Growth expectations have been slashed by the Organisation for Economic Cooperation and Development from 2.4% to 1.7% for the year (Chancellor Gordon Brown based his spending plans on a 3-3.5% hike), but with inflationary pressures rising, no interest rate cut is likely this year. In fact, at the October Bank of England meeting, a cut was not even on the agenda.

House prices drive the whole market; when they rise people feel more confident to spend on other large purchases, such as cars, holidays and home improvements. But after a long period of growth, prices stagnated over the summer, and in some areas they started to slip back.

According to SMMT figures, new car sales are down 5.2% so far this year. However, dealers say the situation is far worse, with thousands of cars being pre-registered as demonstrators to push up volumes for the carmakers.

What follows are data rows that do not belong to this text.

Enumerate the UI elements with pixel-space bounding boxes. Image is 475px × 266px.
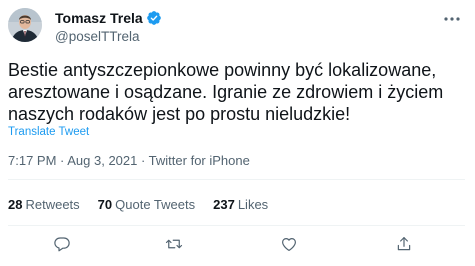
retweet-icon[interactable] [163,233,185,255]
retweets-count: 28 [8,197,23,212]
likes-count: 237 [213,197,235,212]
divider [8,179,465,180]
tweet-stats: 28 Retweets 70 Quote Tweets 237 Likes [8,197,286,212]
quote-tweets-count: 70 [97,197,113,212]
author-display-name[interactable]: Tomasz Trela [55,10,143,26]
quote-tweets-stat[interactable]: 70 Quote Tweets [98,197,195,212]
verified-badge-icon [146,10,162,26]
share-icon[interactable] [393,233,415,255]
tweet-timestamp-source[interactable]: 7:17 PM · Aug 3, 2021 · Twitter for iPho… [8,153,250,168]
tweet-text: Bestie antyszczepionkowe powinny być lok… [8,60,444,124]
more-options-icon[interactable] [441,12,463,26]
author-name-row[interactable]: Tomasz Trela [55,9,162,27]
avatar[interactable] [8,8,42,42]
translate-tweet-link[interactable]: Translate Tweet [8,126,89,138]
avatar-image [8,8,42,42]
divider [8,225,465,226]
retweets-stat[interactable]: 28 Retweets [8,197,80,212]
likes-label: Likes [237,197,269,212]
tweet-actions-bar [0,233,475,255]
quote-tweets-label: Quote Tweets [115,197,196,212]
author-handle[interactable]: @poselTTrela [55,29,139,44]
retweets-label: Retweets [25,197,80,212]
like-icon[interactable] [278,233,300,255]
reply-icon[interactable] [51,233,73,255]
likes-stat[interactable]: 237 Likes [213,197,268,212]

This issue is no longer confined to the volume suppliers, with some premium brands accused of forcing cars through the network – look at the ones with the shaky monthly figures to work out the culprits. The only ones regularly resisting the temptation are the Japanese carmakers.

Inflation has started to inch up (the consumer price index rose from 2.4% in August to 2.5%) on the back of higher fuel prices, which puts more pressure on interest rates, cut in August from 4.75% to 4.5%. It might only take a small quarter point increase to push the economy over the edge.

So what for next year? Carmakers and dealers are downbeat, but one report suggests the economy could grow by just over 3% in the second quarter. BDO Stoy Hayward calls it a “healthy” outlook. The Nationwide building society, meanwhile, claims that house prices are starting to pick up again.

Given these developments, dealers should expect a revival in new car sales in the second half of 2006.